Zudem beauftragte der Präsident das Justizministerium mit der Prüfung möglicher Preisabsprachen von US-Fleischverarbeitern. Bereits vor mehr als einem Jahr hatte Washington die Einfuhr mexikanischer Rinder gestoppt, nachdem sich dort der fleischfressende Parasit »New World Screwworm« ausgebreitet hatte. Da das von Elon Musk geleitete Ministerium für Regierungseffizienz die Mittel für ein Projekt zur Überwachung und Eindämmung des Parasiten in Mittelamerika gekürzt hatte, breitet er sich inzwischen auch in den USA aus.

Die dauerhaft hohen Lebensmittelpreise und die Folgen der jahrelang hohen Inflation sind für viele Amerikaner deutlich spürbar. Laut einer von The Guardian in Auftrag gegebenen Umfrage glauben inzwischen 57 Prozent der US-Amerikaner, dass sich die allgemeine Wirtschaftslage verschlechtert, nach 46 Prozent im Februar, als die Erhebung vor dem US-amerikanisch-israelischen Angriff auf den Iran zuletzt stattfand. Die Schwierigkeiten, den Lebensunterhalt zu bestreiten, machen dabei nicht vor Parteigrenzen halt: Rund die Hälfte der Demokraten, Republikaner und Unabhängigen gibt an, Probleme zu haben, sich Dinge des täglichen Bedarfs wie Lebensmittel und Benzin zu leisten.
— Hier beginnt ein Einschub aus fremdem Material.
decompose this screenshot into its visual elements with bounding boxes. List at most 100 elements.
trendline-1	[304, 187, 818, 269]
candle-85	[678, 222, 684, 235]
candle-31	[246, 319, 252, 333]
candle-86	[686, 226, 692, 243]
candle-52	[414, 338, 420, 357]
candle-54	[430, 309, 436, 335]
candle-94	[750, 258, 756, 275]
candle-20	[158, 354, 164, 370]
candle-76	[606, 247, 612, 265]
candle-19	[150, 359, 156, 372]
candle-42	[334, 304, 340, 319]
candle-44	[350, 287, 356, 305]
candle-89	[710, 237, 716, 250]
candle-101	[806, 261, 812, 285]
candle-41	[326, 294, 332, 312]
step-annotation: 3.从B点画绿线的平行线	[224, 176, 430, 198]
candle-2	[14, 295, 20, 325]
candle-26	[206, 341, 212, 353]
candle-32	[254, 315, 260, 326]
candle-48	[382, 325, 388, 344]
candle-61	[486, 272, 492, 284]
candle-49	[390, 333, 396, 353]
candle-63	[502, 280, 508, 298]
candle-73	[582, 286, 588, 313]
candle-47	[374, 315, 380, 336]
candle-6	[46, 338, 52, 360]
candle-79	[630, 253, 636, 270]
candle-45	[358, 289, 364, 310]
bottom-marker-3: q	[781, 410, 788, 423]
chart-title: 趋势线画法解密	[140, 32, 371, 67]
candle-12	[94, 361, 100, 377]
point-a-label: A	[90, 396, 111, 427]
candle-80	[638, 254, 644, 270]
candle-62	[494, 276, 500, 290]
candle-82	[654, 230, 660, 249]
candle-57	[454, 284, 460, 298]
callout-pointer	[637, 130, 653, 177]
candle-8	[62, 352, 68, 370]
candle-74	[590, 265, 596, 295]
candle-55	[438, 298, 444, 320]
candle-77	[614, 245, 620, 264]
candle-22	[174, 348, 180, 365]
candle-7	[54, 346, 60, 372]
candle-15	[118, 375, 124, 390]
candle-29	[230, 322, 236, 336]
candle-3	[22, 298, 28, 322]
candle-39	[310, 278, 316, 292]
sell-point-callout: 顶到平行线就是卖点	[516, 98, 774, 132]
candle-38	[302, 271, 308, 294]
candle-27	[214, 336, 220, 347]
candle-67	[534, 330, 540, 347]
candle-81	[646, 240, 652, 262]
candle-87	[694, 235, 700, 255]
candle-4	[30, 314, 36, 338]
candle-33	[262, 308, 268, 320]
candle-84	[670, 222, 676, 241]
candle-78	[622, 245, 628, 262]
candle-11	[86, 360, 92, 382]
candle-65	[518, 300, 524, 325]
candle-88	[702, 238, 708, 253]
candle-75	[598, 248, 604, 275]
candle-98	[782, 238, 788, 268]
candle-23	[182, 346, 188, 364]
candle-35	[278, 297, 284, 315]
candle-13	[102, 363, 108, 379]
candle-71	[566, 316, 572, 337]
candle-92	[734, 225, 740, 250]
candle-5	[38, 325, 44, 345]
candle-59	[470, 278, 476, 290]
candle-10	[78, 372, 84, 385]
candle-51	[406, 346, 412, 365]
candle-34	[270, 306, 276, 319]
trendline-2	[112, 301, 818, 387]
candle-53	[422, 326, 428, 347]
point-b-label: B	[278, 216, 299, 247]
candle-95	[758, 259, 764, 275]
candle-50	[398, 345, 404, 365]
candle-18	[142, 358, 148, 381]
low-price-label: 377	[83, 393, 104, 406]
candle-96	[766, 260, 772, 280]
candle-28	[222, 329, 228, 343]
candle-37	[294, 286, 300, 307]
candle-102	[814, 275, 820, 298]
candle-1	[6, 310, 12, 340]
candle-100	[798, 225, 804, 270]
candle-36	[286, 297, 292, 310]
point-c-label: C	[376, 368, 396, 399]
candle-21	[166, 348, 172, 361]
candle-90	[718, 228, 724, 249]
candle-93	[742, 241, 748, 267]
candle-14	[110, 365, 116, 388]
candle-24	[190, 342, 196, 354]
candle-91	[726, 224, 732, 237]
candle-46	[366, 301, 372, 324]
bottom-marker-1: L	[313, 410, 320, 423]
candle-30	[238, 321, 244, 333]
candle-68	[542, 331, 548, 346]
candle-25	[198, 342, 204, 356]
Dadurch geraten Präsident Trump und sein Regime auch mit Blick auf die im November anstehenden Zwischenwahlen zunehmend unter Druck. Trump versucht darum weiterhin, seinen Vorgänger Joe Biden für die anhaltend hohe Inflation verantwortlich zu machen. Jüngst weigerte er sich noch, eine parteiübergreifende Initiative zur Senkung der Wohnkosten zu unterzeichnen; nun bemüht er sich, seine Wähler durch Vereinbarungen mit Monopolisten zu besänftigen. Ob dieses Taktieren die erwünschte Wirkung erzielt, bleibt abzuwarten.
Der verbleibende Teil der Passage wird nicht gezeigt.